Agenda 21: Just the Facts
Have you heard about Agenda 21 in the News? Not sure what to think? Here are some Myths and Facts:
Myth: Agenda 21 seeks to promote “world government” through the creation of “a centralized planning agency [that] would be responsible for oversight into all areas of our lives.”
Fact: This is a completely spurious charge. Agenda 21 encourages, rather than compels, UN Member States to take into consideration the environmental impacts of their land, resources, and transportation development policies. Adopted at the 1992 United Nations Conference on Environment and Development (UNCED) in Rio de Janeiro, the document reflects a broad international consensus that worsening poverty and growing stresses on the environment require greater integration between environmental and development concerns. Such a comprehensive approach to development is necessary in order for countries to be able to continue to meet the basic needs of their citizens, improve living standards, and manage the planet’s natural resources in an efficient manner.
Agenda 21 is not a treaty and is not legally binding. Rather, Agenda 21 sets out a general blueprint, or, in the words of Tariq Banuri, Director of the UN’s Division for Sustainable Development, “a common vision” for environmentally-sustainable growth. At the end of the day, implementation of any part of Agenda 21 is the prerogative of individual governments, not the UN itself. This is reflected in the document’s own preamble, which states that Agenda 21 “reflects a global consensus and political commitment at the highest level on development and environment cooperation. Its successful implementation is first and foremost the responsibility of Governments.” The voluntary and non-binding nature of this agreement has also been confirmed by the Heritage Foundation, a staunch critic of Agenda 21. Indeed, a recent paper by three Heritage scholars argues that it is local, state, and federal initiatives to promote sustainable development, rather than Agenda 21 and other international efforts, that should be of greatest concern to opponents of sustainable development.
Myth: Agenda 21 would supercede the domestic laws of the United States and other sovereign nations.
Fact: As a non-binding agreement, Agenda 21 does not take supremacy over U.S. law. National governments are ultimately in charge of their own development, and neither the UN nor any other international organization has the right to encroach on the sovereignty of any country in the implementation of Agenda 21. This is once again confirmed by Tariq Banuri, who stated in an interview that “The basis of the international system is that all countries pursue whatever is in their national interest. A founding pillar of sustainable development is national sovereignty over natural resources.”

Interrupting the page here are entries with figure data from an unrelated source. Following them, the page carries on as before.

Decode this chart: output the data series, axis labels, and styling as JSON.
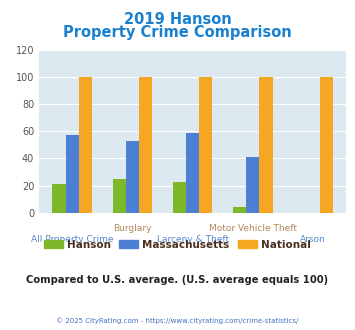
{
  "title_line1": "2019 Hanson",
  "title_line2": "Property Crime Comparison",
  "categories": [
    "All Property Crime",
    "Burglary",
    "Larceny & Theft",
    "Motor Vehicle Theft",
    "Arson"
  ],
  "xlabels_top": [
    "",
    "Burglary",
    "",
    "Motor Vehicle Theft",
    ""
  ],
  "xlabels_bottom": [
    "All Property Crime",
    "",
    "Larceny & Theft",
    "",
    "Arson"
  ],
  "hanson": [
    21,
    25,
    23,
    4,
    0
  ],
  "massachusetts": [
    57,
    53,
    59,
    41,
    0
  ],
  "national": [
    100,
    100,
    100,
    100,
    100
  ],
  "hanson_color": "#7db82a",
  "mass_color": "#4d7fd4",
  "national_color": "#f5a623",
  "ylim": [
    0,
    120
  ],
  "yticks": [
    0,
    20,
    40,
    60,
    80,
    100,
    120
  ],
  "bg_color": "#dce9f0",
  "title_color": "#1a80d0",
  "xlabel_top_color": "#b08858",
  "xlabel_bottom_color": "#5588cc",
  "legend_label_color": "#4a3020",
  "note_text": "Compared to U.S. average. (U.S. average equals 100)",
  "note_color": "#222222",
  "footer_text": "© 2025 CityRating.com - https://www.cityrating.com/crime-statistics/",
  "footer_color": "#4472c4",
  "bar_width": 0.22
}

Myth: Agenda 21 is an amalgamation of socialism and extreme environmentalism with strong anti-American and anti-capitalist overtones.
Fact: Agenda 21 provides a blueprint for sustainable development—development that simultaneously promotes economic growth, improved quality of life, and environmental protection. Agenda 21 was adopted unanimously by all 178 countries that participated in the 1992 Rio Conference. U.S. President George H.W. Bush was among the 108 world leaders present at the conference when the document was adopted.

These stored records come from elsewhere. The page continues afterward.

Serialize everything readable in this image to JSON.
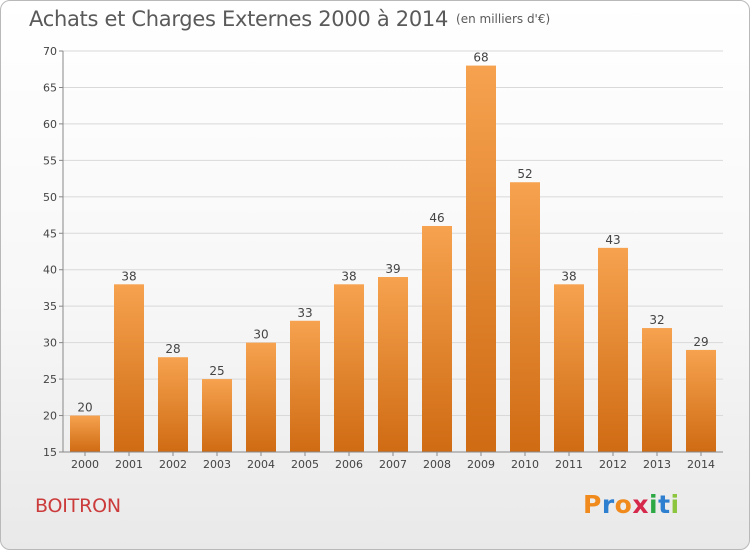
{
  "header": {
    "title": "Achats et Charges Externes 2000 à 2014",
    "unit": "(en milliers d'€)"
  },
  "footer": {
    "commune": "BOITRON",
    "logo": [
      "P",
      "r",
      "o",
      "x",
      "i",
      "t",
      "i"
    ],
    "logo_colors": [
      "#f08a1c",
      "#2e7fd0",
      "#f08a1c",
      "#d6284a",
      "#2ea845",
      "#2e7fd0",
      "#8cc63f"
    ]
  },
  "colors": {
    "bar_top": "#f6a24f",
    "bar_bottom": "#cf6b13",
    "grid": "#d9d9d9",
    "axis": "#888888",
    "title": "#5a5a5a",
    "commune": "#cc3b3b"
  },
  "chart_data": {
    "type": "bar",
    "title": "Achats et Charges Externes 2000 à 2014",
    "subtitle": "(en milliers d'€)",
    "xlabel": "",
    "ylabel": "",
    "categories": [
      "2000",
      "2001",
      "2002",
      "2003",
      "2004",
      "2005",
      "2006",
      "2007",
      "2008",
      "2009",
      "2010",
      "2011",
      "2012",
      "2013",
      "2014"
    ],
    "values": [
      20,
      38,
      28,
      25,
      30,
      33,
      38,
      39,
      46,
      68,
      52,
      38,
      43,
      32,
      29
    ],
    "ylim": [
      15,
      70
    ],
    "yticks": [
      15,
      20,
      25,
      30,
      35,
      40,
      45,
      50,
      55,
      60,
      65,
      70
    ],
    "grid": true,
    "legend": "none"
  }
}
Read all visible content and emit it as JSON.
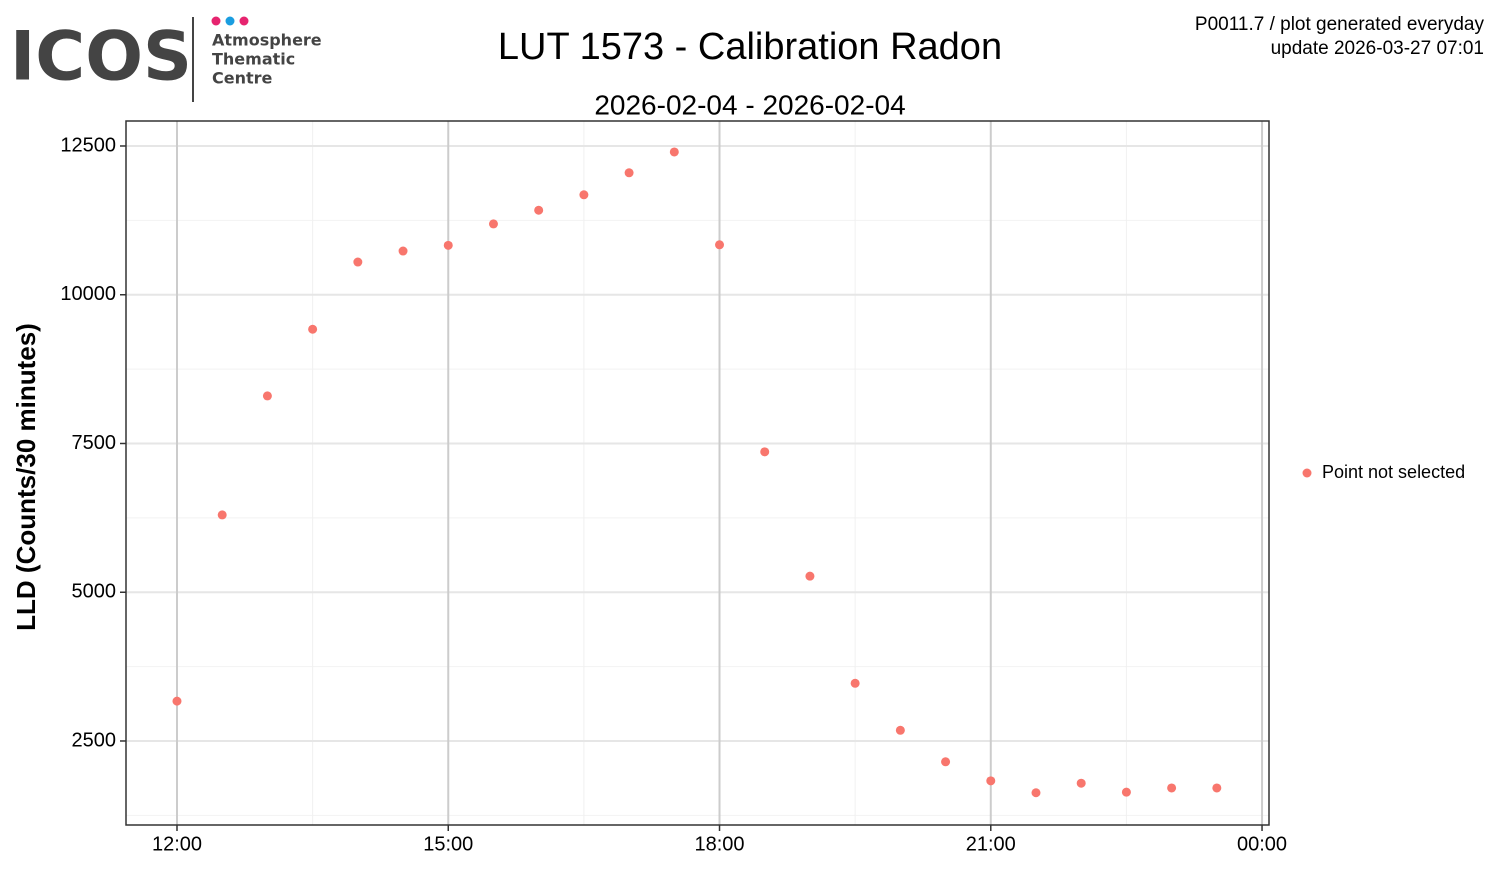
{
  "logo": {
    "name": "ICOS",
    "lines": [
      "Atmosphere",
      "Thematic",
      "Centre"
    ]
  },
  "info": [
    "P0011.7 / plot generated everyday",
    "update  2026-03-27 07:01"
  ],
  "chart_data": {
    "type": "scatter",
    "title": "LUT 1573 - Calibration Radon",
    "subtitle": "2026-02-04 - 2026-02-04",
    "y_label": "LLD (Counts/30 minutes)",
    "x": [
      12,
      12.5,
      13,
      13.5,
      14,
      14.5,
      15,
      15.5,
      16,
      16.5,
      17,
      17.5,
      18,
      18.5,
      19,
      19.5,
      20,
      20.5,
      21,
      21.5,
      22,
      22.5,
      23,
      23.5
    ],
    "series": [
      {
        "name": "Point not selected",
        "color": "#f8766d",
        "values": [
          3170,
          6300,
          8300,
          9420,
          10550,
          10735,
          10830,
          11190,
          11420,
          11680,
          12050,
          12400,
          10840,
          7360,
          5270,
          3470,
          2680,
          2150,
          1830,
          1630,
          1790,
          1640,
          1710,
          1710
        ]
      }
    ],
    "xlim": [
      11.436,
      24.077
    ],
    "xticks": [
      {
        "value": 12,
        "label": "12:00"
      },
      {
        "value": 15,
        "label": "15:00"
      },
      {
        "value": 18,
        "label": "18:00"
      },
      {
        "value": 21,
        "label": "21:00"
      },
      {
        "value": 24,
        "label": "00:00"
      }
    ],
    "ylim": [
      1088,
      12920
    ],
    "yticks": [
      2500,
      5000,
      7500,
      10000,
      12500
    ],
    "grid": true,
    "legend": "right"
  }
}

Myth: The UN is bypassing national governments, using the International Council of Local Environmental Initiatives (ICLEI) “to make agreements directly with local governments” on implementing Agenda 21.
Fact: It says nothing of the sort. Agenda 21 does not call for the confiscation or appropriation of land or property anywhere, in any country. It is fully consistent with personal freedoms and the right of citizens to own property, homes, cars and farms.

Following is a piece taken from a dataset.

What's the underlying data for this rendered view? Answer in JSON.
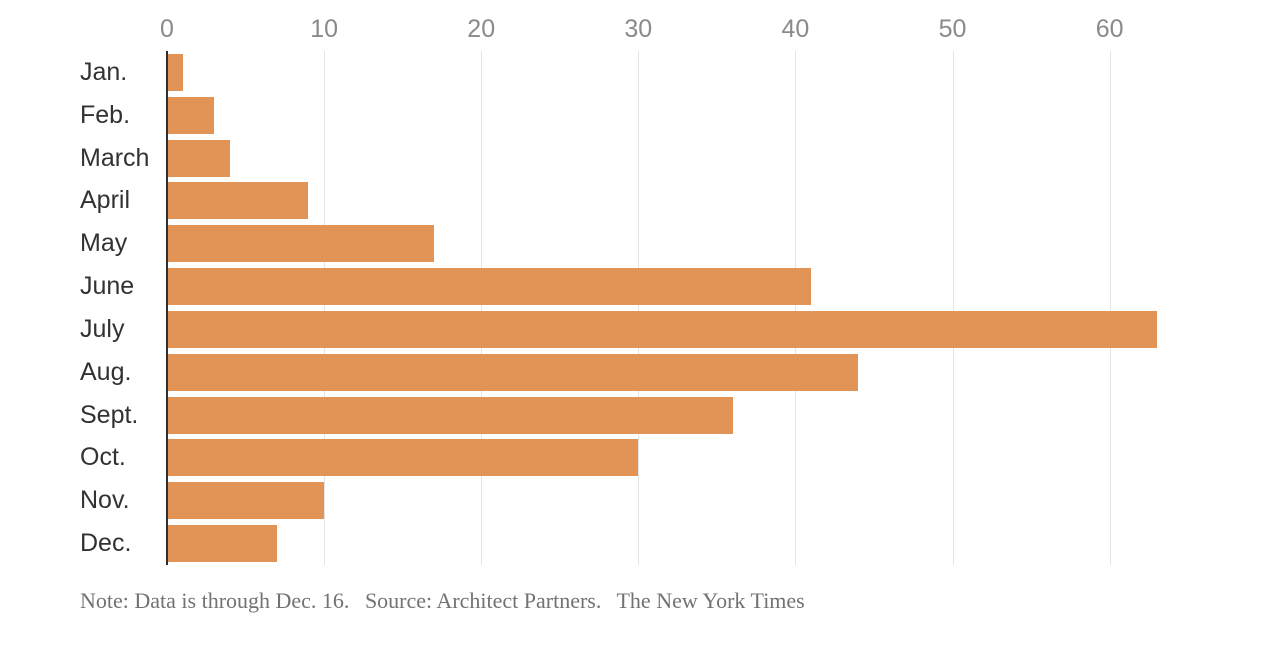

Myth: Agenda 21 calls for the elimination of private property ownership, single-family homes, private car ownership and individual travel choices, as well as family farms.
Fact: Many municipalities and cities around the world have found that Agenda 21 is a very good guide for their own urban planning efforts and have joined an international group—ICLEI—to help implement some of its recommendations. ICLEI is not part of the UN. Many cities and towns throughout the U.S. belong to ICLEI, but their participation is not linked to any UN mandate.